India has jumped 14 places to the 63rd position among 190 nations on the World Bank’s ease of doing business ranking released on Thursday. Last year, India was on 77th position. The World Bank has commended the reform efforts undertaken by the country “given the size of India’s economy” in its ”Doing Business” 2020 report,India has improved its rank on 6 out of 10 parameters relating to starting and doing business in a country.The parameters for determining ranking on ease of doing business in a country are paying taxes, getting credit, resolving insolvency, construction permits, getting electricity, registering of property, starting a business, trading across border.
DPIIT kickstarts exercise to ease FDI norms more
The Department for Promotion of Industry and Internal Trade (DPIIT) on Tuesday kickstarted an exercise to relax India’s foreign direct investment norms.
The department held an inter-ministerial meeting to discuss further opening up in sectors, especially where 100% FDI is not allowed on the automatic route.
The department has asked ministries and departments to submit specific proposals wherever they seek scope for relaxation. The next meeting is likely in 2-3 weeks. The exercise comes two months after the government opened up FDI in contract manufacturing and eased norms for overseas investors in single-brand retail and coal mining.
Defence FDI through Auto Route may be hiked to 74%
India plans to widen its doors to foreign funds in the defence sector to boost local production of armaments and cut down on imports. The department for promotion of industry and internal trade (DPIIT) and the defence ministry are in talks to ease many conditions to encourage foreign investors to set up shop here.
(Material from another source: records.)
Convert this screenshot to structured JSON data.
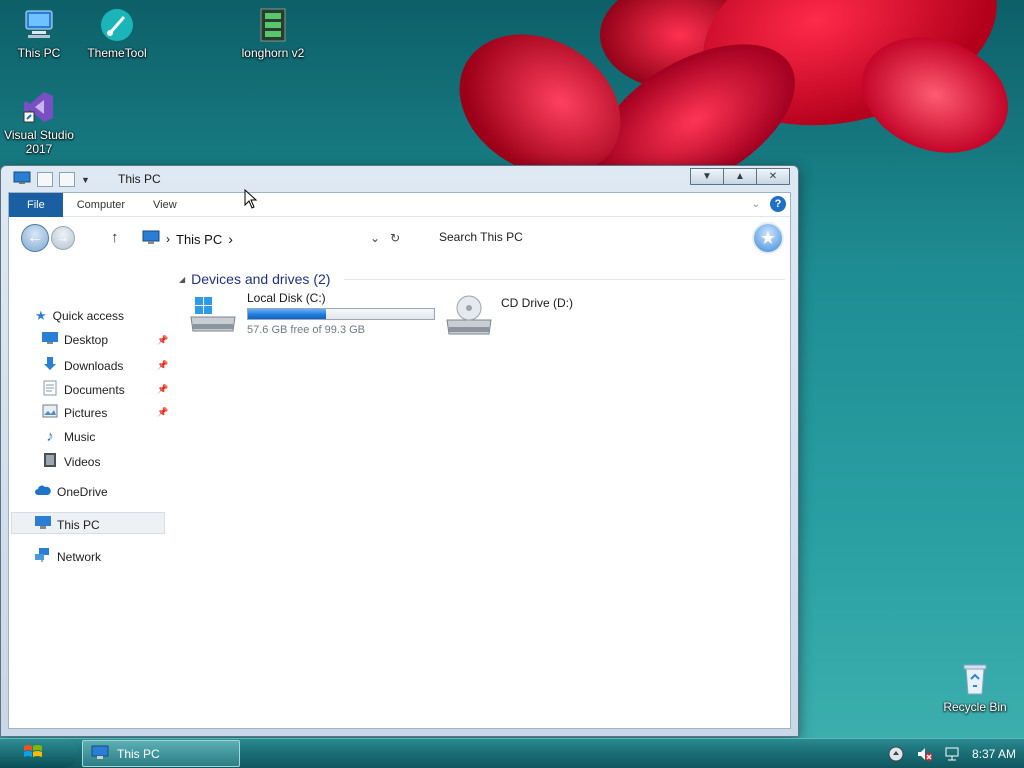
{
  "desktop": {
    "icons": [
      {
        "label": "This PC"
      },
      {
        "label": "ThemeTool"
      },
      {
        "label": "longhorn v2"
      },
      {
        "label": "Visual Studio 2017"
      },
      {
        "label": "Recycle Bin"
      }
    ]
  },
  "window": {
    "title": "This PC",
    "ribbon_tabs": [
      "File",
      "Computer",
      "View"
    ],
    "breadcrumb": "This PC",
    "search_placeholder": "Search This PC"
  },
  "sidebar": {
    "items": [
      {
        "label": "Quick access"
      },
      {
        "label": "Desktop"
      },
      {
        "label": "Downloads"
      },
      {
        "label": "Documents"
      },
      {
        "label": "Pictures"
      },
      {
        "label": "Music"
      },
      {
        "label": "Videos"
      },
      {
        "label": "OneDrive"
      },
      {
        "label": "This PC"
      },
      {
        "label": "Network"
      }
    ]
  },
  "content": {
    "group_title": "Devices and drives (2)",
    "drives": [
      {
        "name": "Local Disk (C:)",
        "free_text": "57.6 GB free of 99.3 GB",
        "used_fraction": 0.42
      },
      {
        "name": "CD Drive (D:)"
      }
    ]
  },
  "taskbar": {
    "task_label": "This PC",
    "clock": "8:37 AM"
  },
  "colors": {
    "accent": "#1b5fa3",
    "usage_bar": "#1d79d8",
    "group_heading": "#1e3287"
  }
}
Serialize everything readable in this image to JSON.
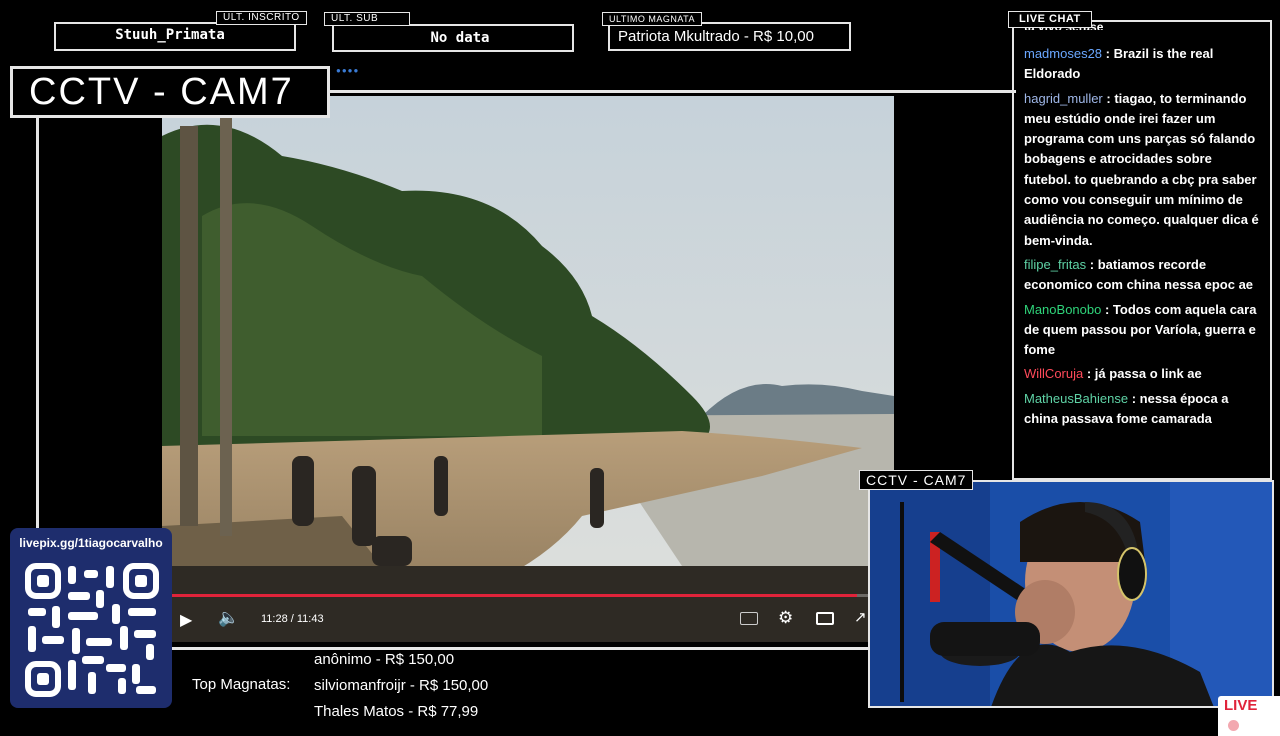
{
  "top": {
    "last_follow_label": "ULT. INSCRITO",
    "last_follow_value": "Stuuh_Primata",
    "last_sub_label": "ULT. SUB",
    "last_sub_value": "No data",
    "last_magnate_label": "ULTIMO MAGNATA",
    "last_magnate_value": "Patriota Mkultrado - R$ 10,00"
  },
  "cam_title": "CCTV - CAM7",
  "webcam_title": "CCTV - CAM7",
  "video": {
    "time": "11:28 / 11:43",
    "progress": 0.979
  },
  "chat": {
    "title": "LIVE CHAT",
    "partial_line": "ta vivo serase",
    "messages": [
      {
        "user": "madmoses28",
        "color": "#6aa7ff",
        "text": ": Brazil is the real Eldorado"
      },
      {
        "user": "hagrid_muller",
        "color": "#9fb7e8",
        "text": ": tiagao, to terminando meu estúdio onde irei fazer um programa com uns parças só falando bobagens e atrocidades sobre futebol. to quebrando a cbç pra saber como vou conseguir um mínimo de audiência no começo. qualquer dica é bem-vinda."
      },
      {
        "user": "filipe_fritas",
        "color": "#5fd3a6",
        "text": ": batiamos recorde economico com china nessa epoc ae"
      },
      {
        "user": "ManoBonobo",
        "color": "#2fd47a",
        "text": ": Todos com aquela cara de quem passou por Varíola, guerra e fome"
      },
      {
        "user": "WillCoruja",
        "color": "#ff4a5a",
        "text": ": já passa o link ae"
      },
      {
        "user": "MatheusBahiense",
        "color": "#5fd3a6",
        "text": ": nessa época a china passava fome camarada"
      }
    ]
  },
  "qr": {
    "url": "livepix.gg/1tiagocarvalho"
  },
  "magnatas": {
    "label": "Top Magnatas:",
    "entries": [
      "anônimo - R$ 150,00",
      "silviomanfroijr - R$ 150,00",
      "Thales Matos - R$ 77,99"
    ]
  },
  "live_badge": "LIVE",
  "colors": {
    "accent": "#e0233a",
    "frame": "#e6e6e6",
    "qr_bg": "#1e2d6d"
  }
}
It may also restructure the offset and export policies.The country allows up to 49% foreign direct investment (FDI) in defence in the automatic route and it needs government approval to go beyond the cap. This round of liberalisation is expected to raise the limit for automatic clearance to 74% along with relaxation in other conditions.
Panel for Easier Entry to Foreign Investors
A high-level advisory group (HLAG) on trade and policy has recommended simpler regulatory and tax framework for overseas investment funds, allowing individual investment from abroad in Indian debt and capital markets, and state-specific policies to facilitate foreign direct investment in agro-processing.
The group also favours a single ministry for the regulation of medical devices across the value chain, an independent commission on pharmaceuticals and biotechnology, a simpler medical visa regime and health insurance portability of social security entitlements across countries.
MAT removal for SEZs on the cards
To raise investments and boost exports from the Special Economic Zones (SEZs) across the country, the government is considering removing minimum alternate tax (MAT), reduction of duties on domestic sales and allowing job work.
At an inter-ministerial meeting last month, the Piyush Goyal-led commerce department has asked the revenue department to consider whether MAT can be removed from the export turnover from SEZs, sources said.
The government last month cut MAT to 15 per cent from 18.5 per cent, while also slashing the corporation tax rate to 22 per cent from 30 per cent. However, the Central Board of Direct Taxes also issued a detailed circular that MAT credit will not be available to a company that opts for lower corporation tax rate.
Next FTP May Reduce Raw Material Costs to Boost Sliding Exports
India’s upcoming foreign trade policy is likely to ease the norms for import of raw materials and capital goods for exporters in a bid to provide a boost for exports, hit by sluggish global demand.
The Foreign Trade Policy 2020-25 will also offer higher export rewards to products with geographic indication (GI) tag such as Alphonso mango, Banarasi sarees and Moradabadi metal craft with the Make in India scheme being at its core
The commerce department also proposes to lay special emphasis on services and ecommerce in the upcoming policy that is to come into effect on April 1, 2020.